Denis Dufresne

L’art de manquer son coup

ÉDITORIAL / La Ville de Sherbrooke est visiblement en train de manquer le bateau dans le dossier de la place Nikitotek, alors que les travaux préparatoires pour le déplacement de la rue des Grandes-Fourches et la construction d’un nouveau pont débutent dans trois mois et qu’un seul acheteur s’est manifesté avec une offre misérable de 30 000 $.

Sherbrooke estimait plutôt la valeur de cette scène extérieure à 3 millions $.

Après avoir jonglé depuis l’an dernier avec plusieurs scénarios, déménagement temporaire ou permanent, démantèlement et entreposage, l’administration municipale avait finalement décidé, en février dernier, de vendre cette infrastructure construite au coût de 6,4 M$, dont 3,4 M$ provenaient des coffres de la Ville.

Au moment de la mise en vente, Sherbrooke avait indiqué que, « selon des professionnels du domaine », cette scène valait environ 3 M$ et pourrait trouver rapidement preneur.

Visiblement, on s’est lourdement trompé.

Le prix offert par le seul acheteur potentiel, une entreprise de Victoriaville, représente 1 % de la valeur estimée par la Ville de Sherbrooke.

Autant envoyer ces installations à la ferraille!

Comment en est-on arrivé là? Comment expliquer ce qui ressemble à un manque de vision et de planification?

Ces tergiversations laissent songeur : on savait depuis plus de deux ans qu’il fallait déménager la scène en raison des travaux qui doivent débuter en août prochain.

Or les mois ont passé. Aujourd’hui, la Ville se retrouve littéralement coincée dans le temps et avec une offre d’achat ridicule.

Ce qui s’apparente maintenant à une vente de feu risque fort d’entraîner une énorme perte financière pour les contribuables.
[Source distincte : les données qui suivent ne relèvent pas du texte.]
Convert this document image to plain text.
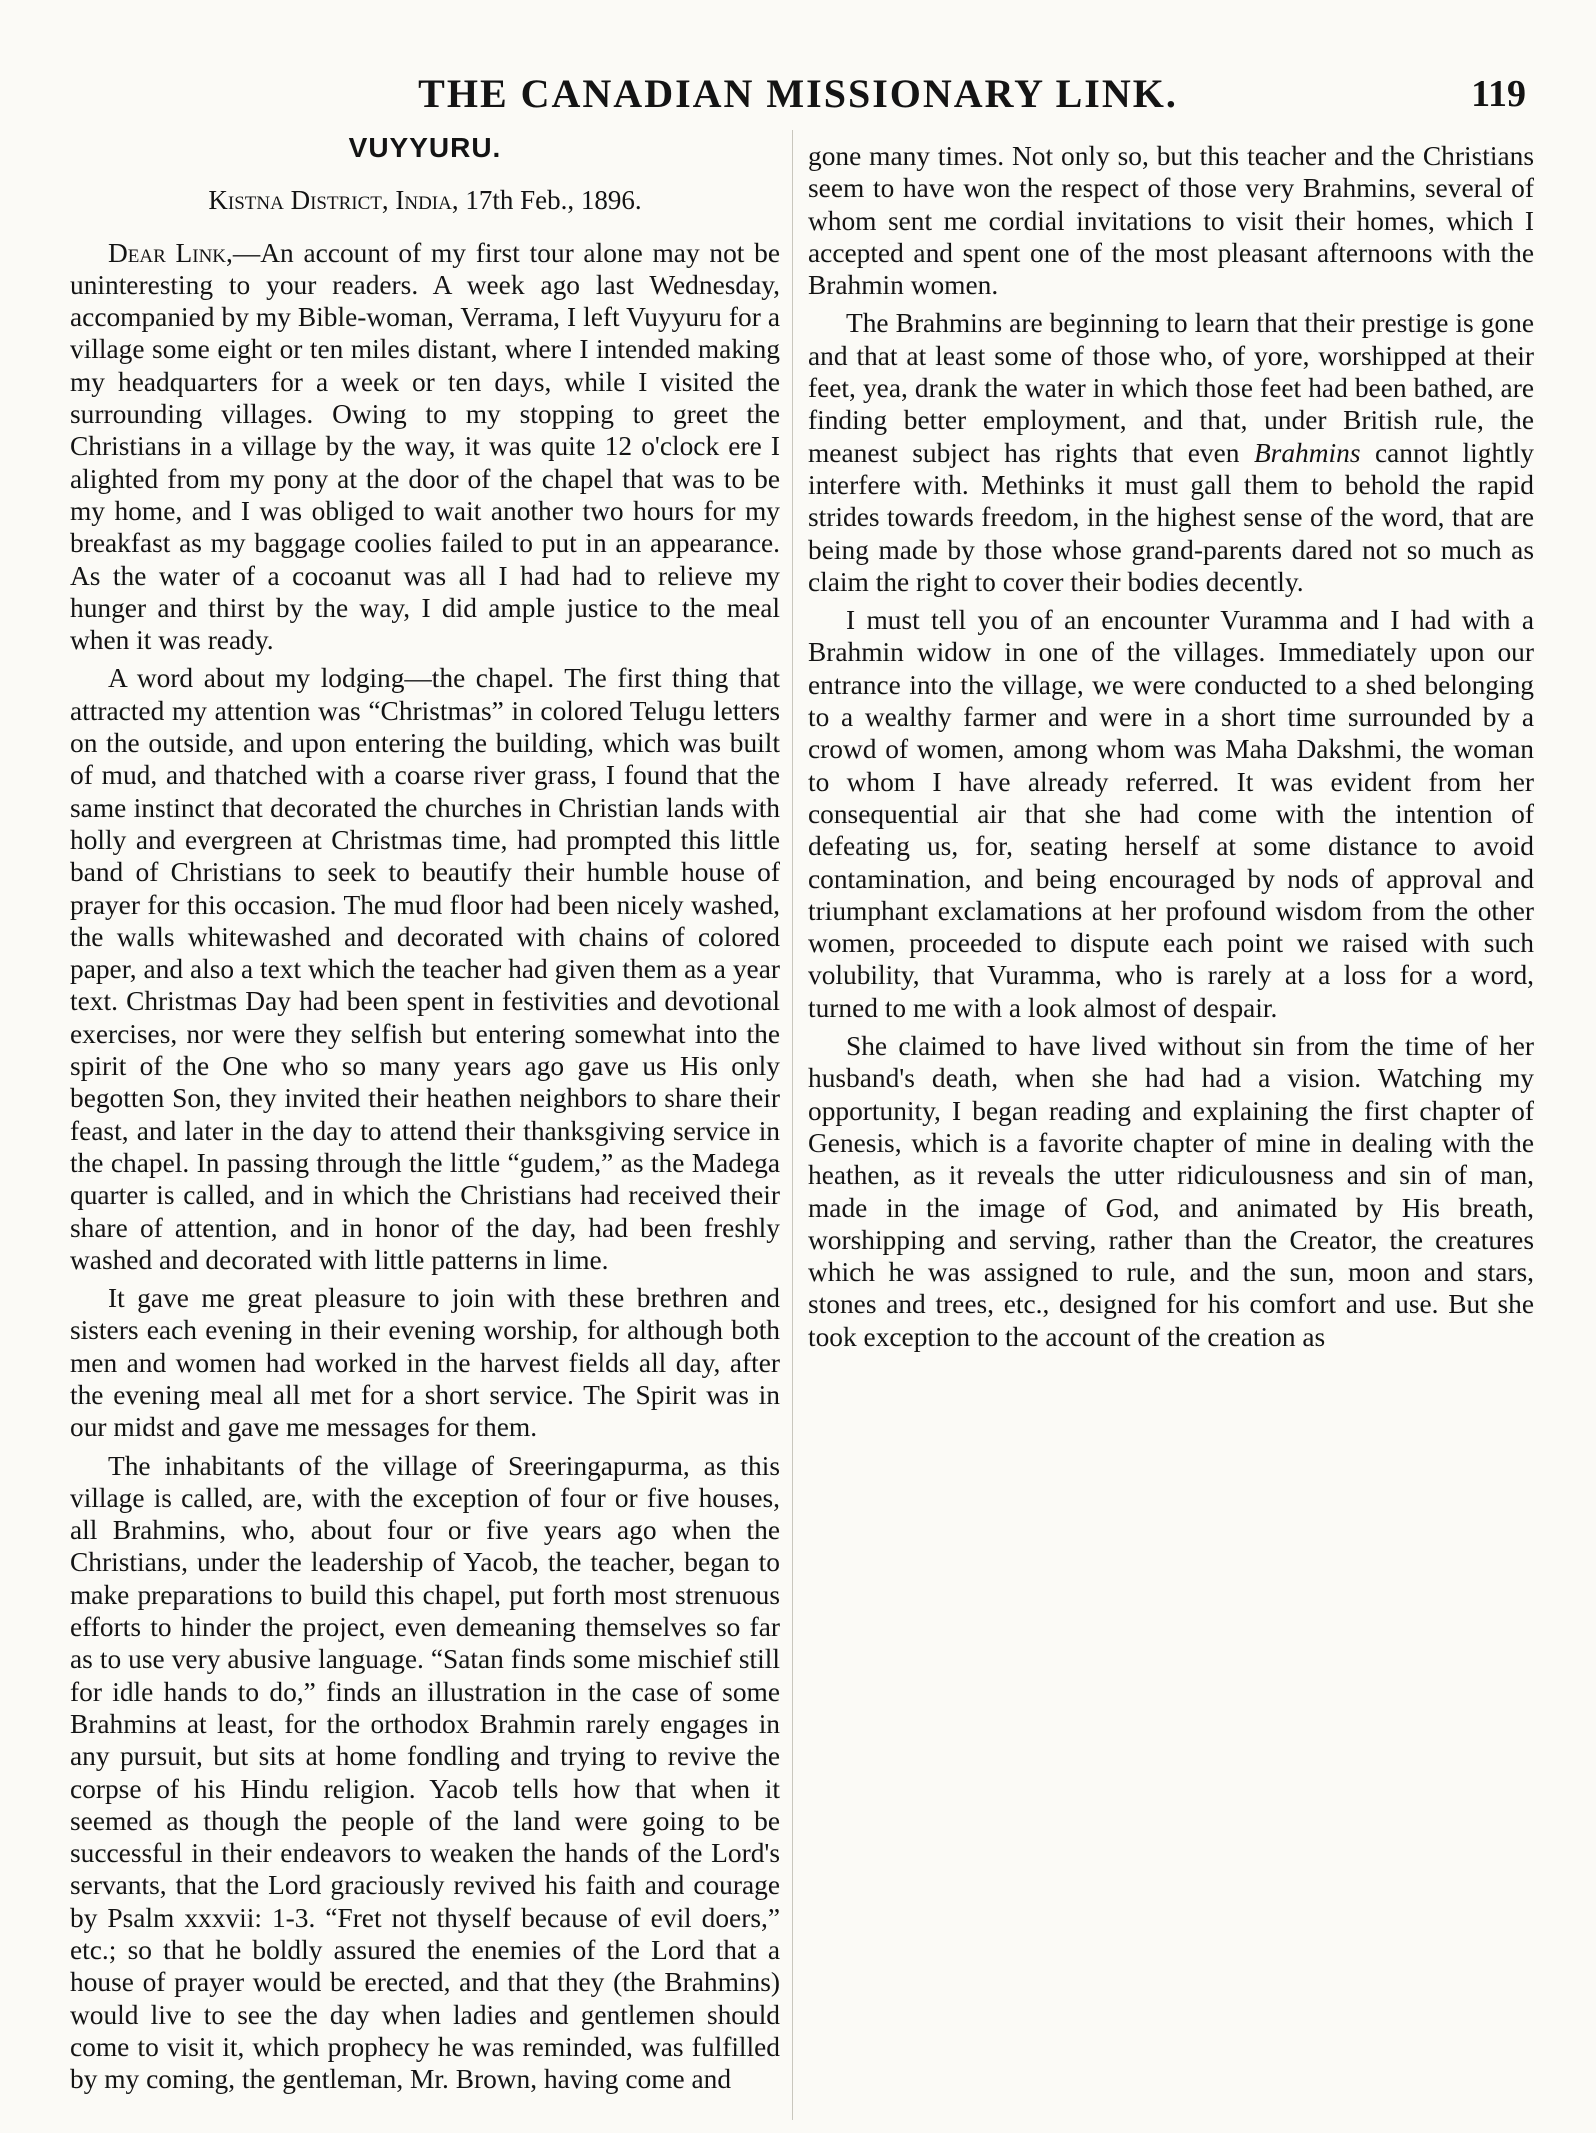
THE CANADIAN MISSIONARY LINK.	119
VUYYURU.
Kistna District, India, 17th Feb., 1896.

Dear Link,—An account of my first tour alone may not be uninteresting to your readers. A week ago last Wednesday, accompanied by my Bible-woman, Verrama, I left Vuyyuru for a village some eight or ten miles distant, where I intended making my headquarters for a week or ten days, while I visited the surrounding villages. Owing to my stopping to greet the Christians in a village by the way, it was quite 12 o'clock ere I alighted from my pony at the door of the chapel that was to be my home, and I was obliged to wait another two hours for my breakfast as my baggage coolies failed to put in an appearance. As the water of a cocoanut was all I had had to relieve my hunger and thirst by the way, I did ample justice to the meal when it was ready.

A word about my lodging—the chapel. The first thing that attracted my attention was “Christmas” in colored Telugu letters on the outside, and upon entering the building, which was built of mud, and thatched with a coarse river grass, I found that the same instinct that decorated the churches in Christian lands with holly and evergreen at Christmas time, had prompted this little band of Christians to seek to beautify their humble house of prayer for this occasion. The mud floor had been nicely washed, the walls whitewashed and decorated with chains of colored paper, and also a text which the teacher had given them as a year text. Christmas Day had been spent in festivities and devotional exercises, nor were they selfish but entering somewhat into the spirit of the One who so many years ago gave us His only begotten Son, they invited their heathen neighbors to share their feast, and later in the day to attend their thanksgiving service in the chapel. In passing through the little “gudem,” as the Madega quarter is called, and in which the Christians had received their share of attention, and in honor of the day, had been freshly washed and decorated with little patterns in lime.

It gave me great pleasure to join with these brethren and sisters each evening in their evening worship, for although both men and women had worked in the harvest fields all day, after the evening meal all met for a short service. The Spirit was in our midst and gave me messages for them.

The inhabitants of the village of Sreeringapurma, as this village is called, are, with the exception of four or five houses, all Brahmins, who, about four or five years ago when the Christians, under the leadership of Yacob, the teacher, began to make preparations to build this chapel, put forth most strenuous efforts to hinder the project, even demeaning themselves so far as to use very abusive language. “Satan finds some mischief still for idle hands to do,” finds an illustration in the case of some Brahmins at least, for the orthodox Brahmin rarely engages in any pursuit, but sits at home fondling and trying to revive the corpse of his Hindu religion. Yacob tells how that when it seemed as though the people of the land were going to be successful in their endeavors to weaken the hands of the Lord's servants, that the Lord graciously revived his faith and courage by Psalm xxxvii: 1-3. “Fret not thyself because of evil doers,” etc.; so that he boldly assured the enemies of the Lord that a house of prayer would be erected, and that they (the Brahmins) would live to see the day when ladies and gentlemen should come to visit it, which prophecy he was reminded, was fulfilled by my coming, the gentleman, Mr. Brown, having come and

gone many times. Not only so, but this teacher and the Christians seem to have won the respect of those very Brahmins, several of whom sent me cordial invitations to visit their homes, which I accepted and spent one of the most pleasant afternoons with the Brahmin women.

The Brahmins are beginning to learn that their prestige is gone and that at least some of those who, of yore, worshipped at their feet, yea, drank the water in which those feet had been bathed, are finding better employment, and that, under British rule, the meanest subject has rights that even Brahmins cannot lightly interfere with. Methinks it must gall them to behold the rapid strides towards freedom, in the highest sense of the word, that are being made by those whose grand-parents dared not so much as claim the right to cover their bodies decently.

I must tell you of an encounter Vuramma and I had with a Brahmin widow in one of the villages. Immediately upon our entrance into the village, we were conducted to a shed belonging to a wealthy farmer and were in a short time surrounded by a crowd of women, among whom was Maha Dakshmi, the woman to whom I have already referred. It was evident from her consequential air that she had come with the intention of defeating us, for, seating herself at some distance to avoid contamination, and being encouraged by nods of approval and triumphant exclamations at her profound wisdom from the other women, proceeded to dispute each point we raised with such volubility, that Vuramma, who is rarely at a loss for a word, turned to me with a look almost of despair.

She claimed to have lived without sin from the time of her husband's death, when she had had a vision. Watching my opportunity, I began reading and explaining the first chapter of Genesis, which is a favorite chapter of mine in dealing with the heathen, as it reveals the utter ridiculousness and sin of man, made in the image of God, and animated by His breath, worshipping and serving, rather than the Creator, the creatures which he was assigned to rule, and the sun, moon and stars, stones and trees, etc., designed for his comfort and use. But she took exception to the account of the creation as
De plus, le centre-ville va pâtir de la disparition de cet attrait touristique majeur puisque, jusqu’ici, aucune nouvelle proposition n’a été présentée.

Il y a bien sûr la pandémie de la COVID-19 qui complique les choses, mais quel attrait original aura à offrir le centre-ville cet été et les années subséquentes aux visiteurs et aux Sherbrookois? 

Cette scène extérieure couverte de 1015 sièges ne constituait pas un attrait touristique en soi, puisque ce sont les spectacles qu’on y présentait qui attiraient le monde.

Et malgré une cote d’amour variable chez les élus, la place Nikitotek a quand même eu un impact positif pour le centre-ville, en plus de fournir de l’emploi à de nombreux musiciens, artistes et techniciens sherbrookois.

Les spectacles thématiques présentés par le producteur Québec Issime (Cowboys, de Willie à Dolly, de 2014 à 2017, et Starmania, en 2018 et 2019), ont attiré des milliers de visiteurs et entraîné de retombées (2 M$ pour Starmania en 2018), selon les chiffres de Destination Sherbrooke.

Sans compter les spectacles indépendants, dont le groupe de jazz fusion Uzeb, l’Orchestre du 7e art et « Number Nine », pour les 50 ans de l’Album blanc de Beatles, qui ont fait salle comble.

Certains élus souhaitaient que la Ville de Sherbrooke conserve la place Nikitotek et l’installe ailleurs, notamment à l’angle des rues Aberdeen et Wellington Sud, pour éviter une vente de feu, mais le coût d’un déménagement avait été jugé prohibitif par la Ville.

N’aurait-on pu au moins choisir de la démanteler et de l’entreposer, le temps de voir venir? 

Il difficile d’imaginer qu’un tel investissement ne puisse demeurer dans la communauté.

Malheureusement le temps presse.

Les élus doivent prendre une décision rapidement pour limiter les dégâts et éviter un gaspillage éhonté des fonds publics, s’il n’est pas trop tard.